遇到公主
しばらくして、ある扉を見つけると鍵を出し、それで扉を開け、部屋の中に駆け込んだ。
源龍らも続いてなだれ込み。全員入ったのを確認して、男が扉を閉めて、女が鍵穴に鍵を指して、かちりと音がして鍵がかかって。男は扉が開かぬのを確認して。とりあえず、ほっと一息ついた。
中は真っ暗だったが、男は手際よく火打石で燭台に火を灯し。それから中がほのかながら見える。中は何もないがらんどうの空き部屋だったが。
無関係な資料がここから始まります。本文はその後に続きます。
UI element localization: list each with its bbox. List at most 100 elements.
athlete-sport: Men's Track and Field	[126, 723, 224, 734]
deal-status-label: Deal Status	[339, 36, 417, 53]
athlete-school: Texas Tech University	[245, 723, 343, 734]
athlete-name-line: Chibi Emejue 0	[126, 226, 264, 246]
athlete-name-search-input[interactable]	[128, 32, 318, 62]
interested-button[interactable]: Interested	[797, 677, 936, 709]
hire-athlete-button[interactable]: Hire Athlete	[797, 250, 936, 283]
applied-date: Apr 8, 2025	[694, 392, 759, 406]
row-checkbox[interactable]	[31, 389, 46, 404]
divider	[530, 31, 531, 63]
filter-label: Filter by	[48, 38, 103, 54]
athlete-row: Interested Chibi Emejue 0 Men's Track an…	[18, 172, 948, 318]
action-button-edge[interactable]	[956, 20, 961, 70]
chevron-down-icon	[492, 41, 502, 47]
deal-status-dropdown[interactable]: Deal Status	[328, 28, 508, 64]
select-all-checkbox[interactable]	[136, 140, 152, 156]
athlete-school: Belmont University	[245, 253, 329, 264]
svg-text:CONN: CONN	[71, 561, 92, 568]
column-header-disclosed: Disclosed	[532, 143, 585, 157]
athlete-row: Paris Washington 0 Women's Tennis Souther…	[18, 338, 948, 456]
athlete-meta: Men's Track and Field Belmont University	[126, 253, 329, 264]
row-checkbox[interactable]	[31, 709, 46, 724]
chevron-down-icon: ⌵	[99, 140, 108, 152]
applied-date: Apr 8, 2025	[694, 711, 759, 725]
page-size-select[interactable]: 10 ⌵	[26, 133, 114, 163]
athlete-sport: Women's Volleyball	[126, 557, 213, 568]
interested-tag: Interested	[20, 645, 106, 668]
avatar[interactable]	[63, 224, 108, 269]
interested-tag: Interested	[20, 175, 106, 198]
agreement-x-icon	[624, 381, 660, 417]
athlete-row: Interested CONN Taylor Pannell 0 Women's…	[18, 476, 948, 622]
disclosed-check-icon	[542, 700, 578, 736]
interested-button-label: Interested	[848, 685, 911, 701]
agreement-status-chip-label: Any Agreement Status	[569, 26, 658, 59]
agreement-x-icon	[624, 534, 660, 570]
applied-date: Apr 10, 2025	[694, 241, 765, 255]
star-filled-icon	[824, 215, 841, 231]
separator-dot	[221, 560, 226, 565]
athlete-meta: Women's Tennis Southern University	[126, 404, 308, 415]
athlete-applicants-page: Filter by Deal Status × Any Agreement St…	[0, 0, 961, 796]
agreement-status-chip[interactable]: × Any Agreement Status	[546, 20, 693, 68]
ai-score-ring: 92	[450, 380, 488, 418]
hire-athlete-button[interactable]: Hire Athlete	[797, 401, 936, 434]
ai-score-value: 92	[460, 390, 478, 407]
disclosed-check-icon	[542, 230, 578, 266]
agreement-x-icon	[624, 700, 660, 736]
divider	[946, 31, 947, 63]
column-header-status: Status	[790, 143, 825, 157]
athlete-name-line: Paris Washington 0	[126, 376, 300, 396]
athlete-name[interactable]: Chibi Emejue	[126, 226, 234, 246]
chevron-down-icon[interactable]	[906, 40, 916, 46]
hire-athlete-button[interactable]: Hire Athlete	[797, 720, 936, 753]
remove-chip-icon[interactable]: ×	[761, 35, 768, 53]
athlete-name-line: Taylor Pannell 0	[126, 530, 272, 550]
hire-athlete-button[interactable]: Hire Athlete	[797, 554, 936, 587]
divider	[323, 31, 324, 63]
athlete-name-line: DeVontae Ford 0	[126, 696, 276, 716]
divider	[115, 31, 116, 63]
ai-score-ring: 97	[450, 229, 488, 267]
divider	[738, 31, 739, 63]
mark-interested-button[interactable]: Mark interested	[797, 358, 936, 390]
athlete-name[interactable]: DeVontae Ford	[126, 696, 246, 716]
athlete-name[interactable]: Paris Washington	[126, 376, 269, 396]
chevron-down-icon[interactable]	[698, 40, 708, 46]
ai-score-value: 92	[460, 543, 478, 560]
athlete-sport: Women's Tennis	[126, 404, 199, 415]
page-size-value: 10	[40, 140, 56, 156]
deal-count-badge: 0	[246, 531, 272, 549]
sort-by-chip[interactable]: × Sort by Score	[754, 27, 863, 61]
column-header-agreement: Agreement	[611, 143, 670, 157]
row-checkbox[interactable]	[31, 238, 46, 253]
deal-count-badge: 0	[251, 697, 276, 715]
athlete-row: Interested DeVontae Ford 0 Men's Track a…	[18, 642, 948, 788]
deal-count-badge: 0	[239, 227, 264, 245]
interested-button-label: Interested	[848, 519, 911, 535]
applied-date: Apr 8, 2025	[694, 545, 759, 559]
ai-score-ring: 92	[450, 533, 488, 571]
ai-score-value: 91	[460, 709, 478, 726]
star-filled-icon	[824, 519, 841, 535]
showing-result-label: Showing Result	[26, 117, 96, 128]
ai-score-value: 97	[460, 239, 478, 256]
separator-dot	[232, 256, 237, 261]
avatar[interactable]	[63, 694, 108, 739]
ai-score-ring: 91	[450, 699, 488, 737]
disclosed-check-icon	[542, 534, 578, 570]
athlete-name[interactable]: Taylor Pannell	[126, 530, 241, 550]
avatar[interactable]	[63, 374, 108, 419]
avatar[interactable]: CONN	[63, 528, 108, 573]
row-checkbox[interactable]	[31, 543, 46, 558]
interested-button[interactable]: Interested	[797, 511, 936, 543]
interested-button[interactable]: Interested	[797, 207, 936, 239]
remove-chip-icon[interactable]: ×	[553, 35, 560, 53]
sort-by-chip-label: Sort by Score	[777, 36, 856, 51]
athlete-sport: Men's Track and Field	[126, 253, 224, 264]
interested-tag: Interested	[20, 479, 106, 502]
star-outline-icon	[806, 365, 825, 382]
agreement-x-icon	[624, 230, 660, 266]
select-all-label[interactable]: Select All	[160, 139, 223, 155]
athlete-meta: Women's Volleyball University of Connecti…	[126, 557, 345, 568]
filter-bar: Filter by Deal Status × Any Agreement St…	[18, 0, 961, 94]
女が部屋の真ん中でかがんで手を床についている。なんだと思えば、その手によって床の扉が開かれた。
「この中に入るのよ」
女は愛嬌のある笑顔で言うと、まず自分が先に足を入れ、手招きする。
源龍は警戒し、淡々としていた香澄の目も少し鋭くなったが。今は迷うことはできない。人数はこちらが多い。いざとなればふたりを懲らしめてまた逃げなおすのみで。
ままよ、と手招きされるままに床の穴に向かった。
男女は先にもぐり、そこに子どもが先にもぐりこみ、以下羅彩女、貴志、香澄、源龍と続いた。
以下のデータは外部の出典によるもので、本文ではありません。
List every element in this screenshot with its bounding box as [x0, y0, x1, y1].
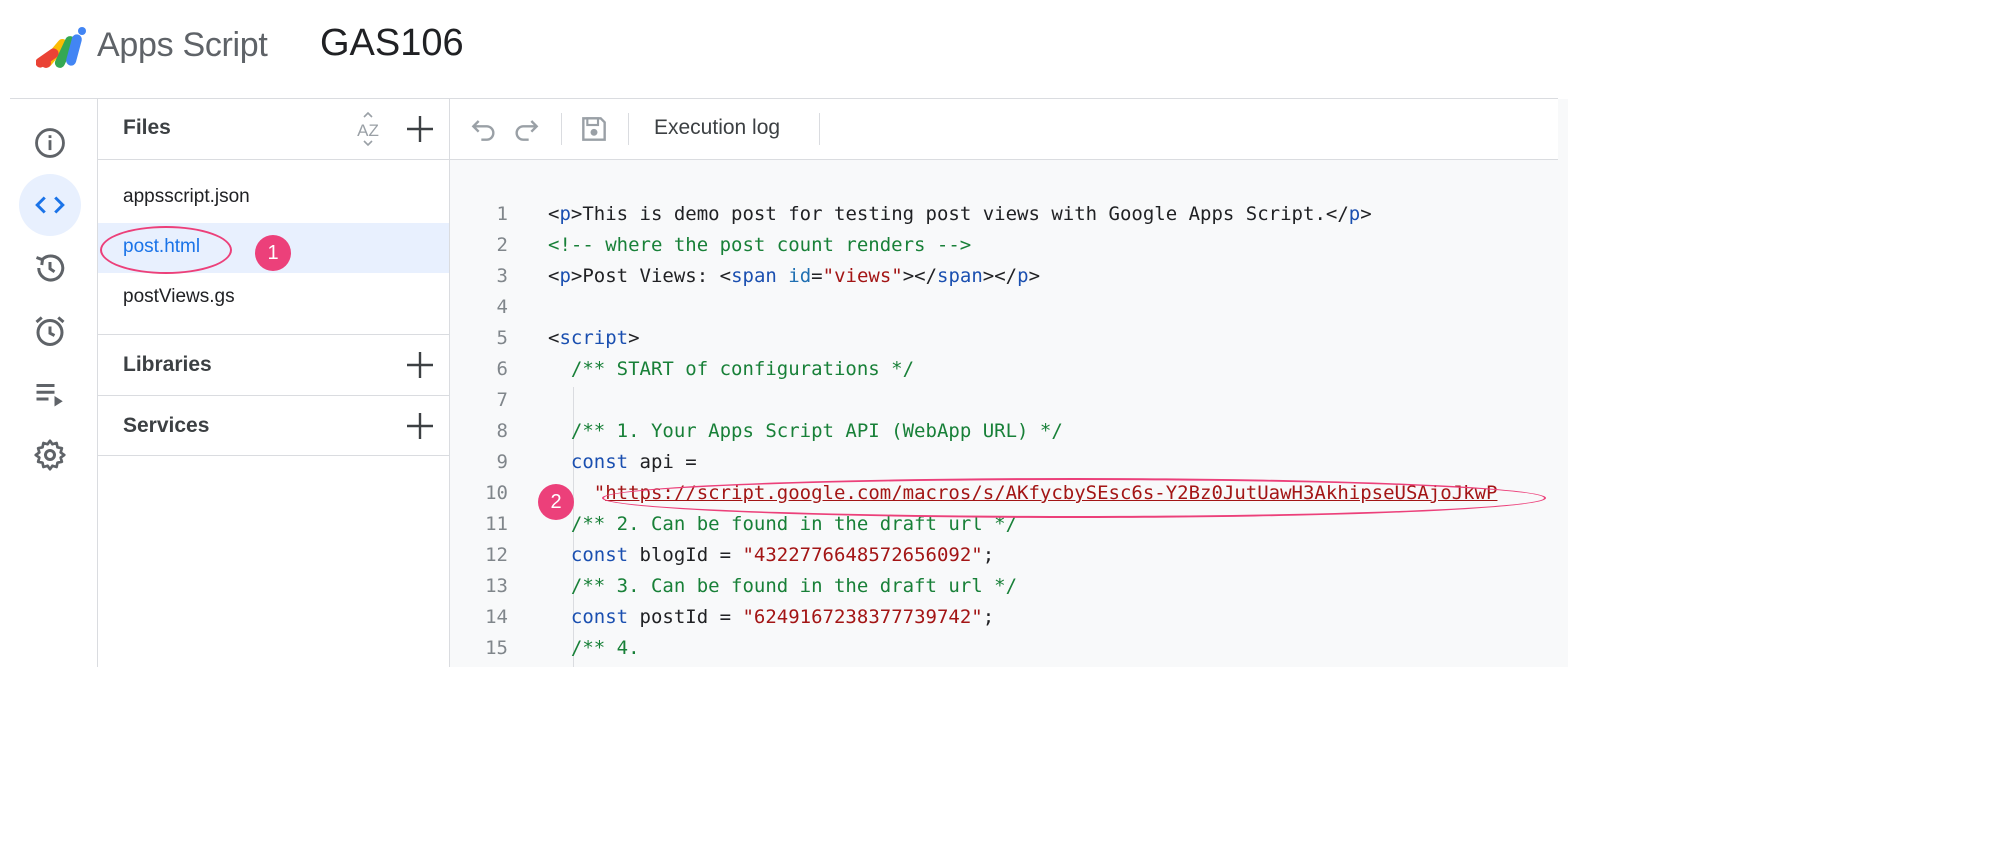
line-number: 8	[496, 420, 508, 442]
line-content: const api =	[570, 451, 697, 473]
rail-editor-button[interactable]	[19, 174, 81, 236]
toolbar-divider	[628, 113, 629, 145]
code-line[interactable]: 12 const blogId = "4322776648572656092";	[450, 540, 1568, 571]
project-name[interactable]: GAS106	[320, 22, 464, 65]
files-title: Files	[123, 116, 171, 139]
apps-script-logo-icon[interactable]	[36, 25, 88, 69]
line-number: 2	[496, 234, 508, 256]
rail-triggers-button[interactable]	[19, 300, 81, 362]
code-line[interactable]: 7	[450, 385, 1568, 416]
sort-az-icon: AZ	[357, 111, 379, 147]
services-section: Services	[98, 395, 449, 456]
app-header: Apps Script GAS106	[0, 0, 1568, 99]
line-number: 11	[485, 513, 508, 535]
line-content: /** 3. Can be found in the draft url */	[570, 575, 1018, 597]
line-number: 1	[496, 203, 508, 225]
line-content: <p>Post Views: <span id="views"></span><…	[548, 265, 1041, 287]
line-content: /** START of configurations */	[570, 358, 915, 380]
redo-icon[interactable]	[510, 113, 542, 145]
code-line[interactable]: 4	[450, 292, 1568, 323]
sort-az-label: AZ	[357, 121, 379, 140]
history-icon	[35, 254, 65, 282]
toolbar-divider	[819, 113, 820, 145]
editor-toolbar: Execution log	[450, 99, 1558, 160]
brand-name: Apps Script	[97, 26, 268, 64]
toolbar-divider	[561, 113, 562, 145]
line-number: 7	[496, 389, 508, 411]
code-line[interactable]: 6 /** START of configurations */	[450, 354, 1568, 385]
files-header: Files AZ	[98, 99, 449, 160]
execution-log-button[interactable]: Execution log	[654, 116, 780, 140]
undo-icon[interactable]	[468, 113, 500, 145]
executions-icon	[36, 384, 63, 407]
info-icon	[35, 128, 65, 158]
alarm-icon	[35, 316, 65, 346]
code-line[interactable]: 2 <!-- where the post count renders -->	[450, 230, 1568, 261]
file-name: postViews.gs	[123, 286, 235, 307]
line-content: <script>	[548, 327, 640, 349]
line-number: 6	[496, 358, 508, 380]
line-content: /** 4.	[570, 637, 640, 659]
code-line[interactable]: 8 /** 1. Your Apps Script API (WebApp UR…	[450, 416, 1568, 447]
code-line[interactable]: 3 <p>Post Views: <span id="views"></span>…	[450, 261, 1568, 292]
libraries-title: Libraries	[123, 353, 212, 376]
add-service-button[interactable]	[402, 408, 438, 444]
code-line[interactable]: 13 /** 3. Can be found in the draft url …	[450, 571, 1568, 602]
code-line[interactable]: 14 const postId = "6249167238377739742";	[450, 602, 1568, 633]
line-number: 14	[485, 606, 508, 628]
gear-icon	[34, 439, 66, 471]
add-file-button[interactable]	[402, 111, 438, 147]
line-number: 10	[485, 482, 508, 504]
highlight-oval-url	[602, 478, 1546, 518]
annotation-badge-2: 2	[538, 484, 574, 520]
plus-icon	[407, 352, 433, 378]
plus-icon	[407, 116, 433, 142]
rail-settings-button[interactable]	[19, 424, 81, 486]
file-item-appsscript-json[interactable]: appsscript.json	[98, 173, 449, 223]
line-number: 12	[485, 544, 508, 566]
line-content: const blogId = "4322776648572656092";	[570, 544, 995, 566]
services-title: Services	[123, 414, 210, 437]
file-name: appsscript.json	[123, 186, 250, 207]
services-divider	[98, 455, 449, 456]
line-number: 5	[496, 327, 508, 349]
line-content: /** 1. Your Apps Script API (WebApp URL)…	[570, 420, 1063, 442]
line-number: 9	[496, 451, 508, 473]
nav-rail	[0, 99, 98, 667]
line-number: 13	[485, 575, 508, 597]
rail-executions-button[interactable]	[19, 362, 81, 424]
line-content: <p>This is demo post for testing post vi…	[548, 203, 1372, 225]
code-icon	[35, 196, 65, 214]
line-content: const postId = "6249167238377739742";	[570, 606, 995, 628]
libraries-section: Libraries	[98, 334, 449, 395]
code-editor: Execution log 1 <p>This is demo post for …	[450, 99, 1568, 667]
line-number: 4	[496, 296, 508, 318]
line-number: 3	[496, 265, 508, 287]
save-icon[interactable]	[578, 113, 610, 145]
code-area[interactable]: 1 <p>This is demo post for testing post v…	[450, 199, 1568, 667]
file-item-postviews-gs[interactable]: postViews.gs	[98, 273, 449, 323]
line-number: 15	[485, 637, 508, 659]
plus-icon	[407, 413, 433, 439]
sort-files-button[interactable]: AZ	[350, 111, 386, 147]
files-panel: Files AZ appsscript.json post.html postV…	[98, 99, 450, 667]
rail-history-button[interactable]	[19, 237, 81, 299]
add-library-button[interactable]	[402, 347, 438, 383]
code-line[interactable]: 1 <p>This is demo post for testing post v…	[450, 199, 1568, 230]
highlight-oval-file	[100, 226, 232, 274]
code-line[interactable]: 15 /** 4.	[450, 633, 1568, 664]
rail-overview-button[interactable]	[19, 112, 81, 174]
annotation-badge-1: 1	[255, 235, 291, 271]
code-line[interactable]: 5 <script>	[450, 323, 1568, 354]
code-line[interactable]: 9 const api =	[450, 447, 1568, 478]
line-content: <!-- where the post count renders -->	[548, 234, 972, 256]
穴からは梯子がおりていて、その梯子を伝って下に降りた。
しんがりの源龍が扉を閉めて穴をふさぐ。
床下にまた廊下があり、天井までは源龍の頭ひとつ分の高さ。壁にかけられた燭台が火を灯して、暗くはない。
若い女官と初老の官人らしき男女は一行を眺めて、好意ある笑顔を見せる。
ここは安全なようで、とりあえずほっと一息つきたいところだが。この男女は何者なのか。
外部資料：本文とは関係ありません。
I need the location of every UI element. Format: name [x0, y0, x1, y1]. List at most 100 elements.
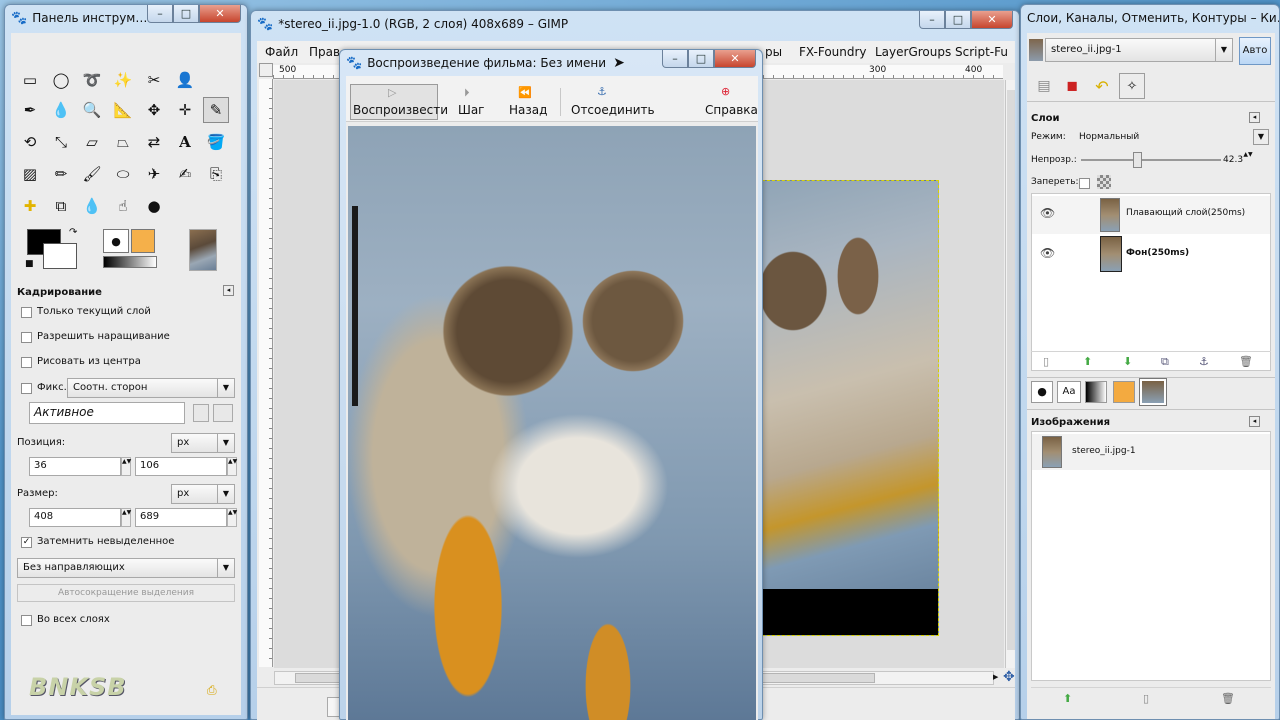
background-color-swatch[interactable] — [43, 243, 77, 269]
tab-fonts[interactable]: Aa — [1057, 381, 1081, 403]
size-height-field[interactable]: 689 — [135, 508, 227, 527]
help-button-label[interactable]: Справка — [705, 103, 758, 117]
mode-dropdown-icon[interactable]: ▼ — [1253, 129, 1269, 145]
blend-icon[interactable]: ▨ — [17, 161, 43, 187]
maximize-button[interactable]: □ — [688, 50, 714, 68]
minimize-button[interactable]: – — [919, 11, 945, 29]
menu-script-fu[interactable]: Script-Fu — [955, 45, 1008, 59]
move-icon[interactable]: ✥ — [141, 97, 167, 123]
vertical-scrollbar[interactable] — [1005, 80, 1015, 668]
playback-preview[interactable] — [348, 126, 756, 720]
blur-icon[interactable]: 💧 — [79, 193, 105, 219]
position-x-stepper[interactable]: ▲▼ — [121, 457, 131, 476]
close-button[interactable]: ✕ — [714, 50, 756, 68]
size-width-stepper[interactable]: ▲▼ — [121, 508, 131, 527]
foreground-select-icon[interactable]: 👤 — [172, 67, 198, 93]
size-unit-combo[interactable]: px ▼ — [171, 484, 235, 504]
detach-button-label[interactable]: Отсоединить — [571, 103, 655, 117]
swap-colors-icon[interactable]: ↷ — [69, 227, 77, 238]
position-unit-combo[interactable]: px ▼ — [171, 433, 235, 453]
flip-icon[interactable]: ⇄ — [141, 129, 167, 155]
layer-row[interactable]: 👁 Фон(250ms) — [1032, 234, 1270, 274]
allow-growing-checkbox[interactable] — [21, 332, 32, 343]
menu-filters[interactable]: ры — [765, 45, 782, 59]
pencil-icon[interactable]: ✏ — [48, 161, 74, 187]
fixed-checkbox[interactable] — [21, 383, 32, 394]
opacity-slider[interactable] — [1081, 152, 1221, 168]
guides-combo[interactable]: Без направляющих ▼ — [17, 558, 235, 578]
color-picker-icon[interactable]: 💧 — [48, 97, 74, 123]
tab-undo[interactable]: ↶ — [1089, 73, 1115, 99]
image-window-titlebar[interactable]: 🐾 *stereo_ii.jpg-1.0 (RGB, 2 слоя) 408x6… — [251, 11, 1019, 37]
eye-icon[interactable]: 👁 — [1040, 206, 1055, 220]
restore-options-icon[interactable]: ⎙ — [207, 683, 217, 698]
tab-channels[interactable]: ◼ — [1059, 73, 1085, 99]
ellipse-select-icon[interactable]: ◯ — [48, 67, 74, 93]
text-icon[interactable]: A — [172, 129, 198, 155]
raise-layer-icon[interactable]: ⬆ — [1083, 355, 1092, 368]
raise-views-icon[interactable]: ⬆ — [1063, 692, 1072, 705]
measure-icon[interactable]: 📐 — [110, 97, 136, 123]
airbrush-icon[interactable]: ✈ — [141, 161, 167, 187]
menu-edit[interactable]: Прав — [309, 45, 340, 59]
auto-button[interactable]: Авто — [1239, 37, 1271, 65]
quick-mask-icon[interactable] — [259, 63, 273, 77]
position-y-stepper[interactable]: ▲▼ — [227, 457, 237, 476]
scissors-icon[interactable]: ✂ — [141, 67, 167, 93]
gradient-preview[interactable] — [103, 256, 157, 268]
configure-tab-icon[interactable]: ◂ — [1249, 416, 1260, 427]
menu-file[interactable]: Файл — [265, 45, 298, 59]
lasso-icon[interactable]: ➰ — [79, 67, 105, 93]
image-selector-combo[interactable]: stereo_ii.jpg-1 ▼ — [1045, 38, 1233, 62]
fuzzy-select-icon[interactable]: ✨ — [110, 67, 136, 93]
current-layer-only-checkbox[interactable] — [21, 307, 32, 318]
tab-patterns[interactable] — [1113, 381, 1135, 403]
step-button-label[interactable]: Шаг — [458, 103, 485, 117]
paintbrush-icon[interactable]: 🖌 — [79, 161, 105, 187]
layer-name[interactable]: Плавающий слой(250ms) — [1126, 208, 1245, 218]
default-colors-icon[interactable]: ■ — [25, 259, 34, 269]
navigate-icon[interactable]: ✥ — [1003, 669, 1015, 685]
minimize-button[interactable]: – — [147, 5, 173, 23]
expand-from-center-checkbox[interactable] — [21, 357, 32, 368]
mode-value[interactable]: Нормальный — [1079, 132, 1139, 142]
delete-image-icon[interactable]: 🗑 — [1221, 692, 1235, 705]
shear-icon[interactable]: ▱ — [79, 129, 105, 155]
delete-layer-icon[interactable]: 🗑 — [1239, 355, 1253, 368]
paths-icon[interactable]: ✒ — [17, 97, 43, 123]
position-x-field[interactable]: 36 — [29, 457, 121, 476]
opacity-stepper[interactable]: ▲▼ — [1243, 151, 1253, 167]
new-display-icon[interactable]: ▯ — [1143, 692, 1149, 705]
lower-layer-icon[interactable]: ⬇ — [1123, 355, 1132, 368]
tab-layers[interactable]: ▤ — [1031, 73, 1057, 99]
perspective-icon[interactable]: ⏢ — [110, 129, 136, 155]
image-canvas-photo[interactable] — [747, 180, 939, 636]
fixed-mode-combo[interactable]: Соотн. сторон ▼ — [67, 378, 235, 398]
menu-fx-foundry[interactable]: FX-Foundry — [799, 45, 867, 59]
menu-layergroups[interactable]: LayerGroups — [875, 45, 951, 59]
scroll-thumb[interactable] — [1007, 90, 1015, 650]
clone-icon[interactable]: ⎘ — [203, 161, 229, 187]
pattern-preview[interactable] — [131, 229, 155, 253]
zoom-icon[interactable]: 🔍 — [79, 97, 105, 123]
size-height-stepper[interactable]: ▲▼ — [227, 508, 237, 527]
layer-name[interactable]: Фон(250ms) — [1126, 248, 1189, 258]
minimize-button[interactable]: – — [662, 50, 688, 68]
ink-icon[interactable]: ✍ — [172, 161, 198, 187]
image-name[interactable]: stereo_ii.jpg-1 — [1072, 446, 1136, 456]
active-image-thumbnail[interactable] — [189, 229, 217, 271]
dodge-burn-icon[interactable]: ● — [141, 193, 167, 219]
portrait-landscape-icon[interactable] — [213, 404, 233, 422]
active-field[interactable]: Активное — [29, 402, 185, 424]
bucket-fill-icon[interactable]: 🪣 — [203, 129, 229, 155]
scale-icon[interactable]: ⤡ — [48, 129, 74, 155]
tab-paths[interactable]: ✧ — [1119, 73, 1145, 99]
duplicate-layer-icon[interactable]: ⧉ — [1161, 355, 1169, 369]
smudge-icon[interactable]: ☝ — [110, 193, 136, 219]
maximize-button[interactable]: □ — [945, 11, 971, 29]
rect-select-icon[interactable]: ▭ — [17, 67, 43, 93]
layer-row[interactable]: 👁 Плавающий слой(250ms) — [1032, 196, 1270, 234]
highlight-checkbox[interactable]: ✓ — [21, 537, 32, 548]
vertical-ruler[interactable] — [259, 79, 273, 667]
tab-images[interactable] — [1139, 378, 1167, 406]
「危ないところを助けていただいて、かたじけない。僕は李貴志。あなた方のご尊名を教えていただけませんか?」
包拳礼で頭を下げて貴志がふたりに礼を言いながら名を尋ねる。
若い女官はにこりと微笑んで貴志を眺め、それから一行を眺めて。
「疑わないと約束してくれる?」
などと言う。
「助けていただいた恩人をどうして疑いましょう」
貴志は包拳礼の仕草のまま言う。後ろで源龍は、
(なにをもったいぶりやがる。感じ悪い)
と内心舌を出していた。
羅彩女も警戒する。香澄と子どもは成り行き見守る。
「ここは私が」
「いいえ、私が自分で名乗るわ」
そんなやりとりがあり、一行はぽかんとするが。やむなさそうに官人が下がり、女官はえへんとなんだか偉そうに咳ばらいをする。
「私は辰帝国皇帝・康宗と靖皇后の娘、青藍公主。姓諱は劉開華よ!」
女官は堂々と名乗りを上げたが、一行はぽかんとしている。
それもそうだ。服も普通の女官服であるし、それが突然現れ、私は公主(姫)よ、と言ったところでどうしてにわかに信じられようか。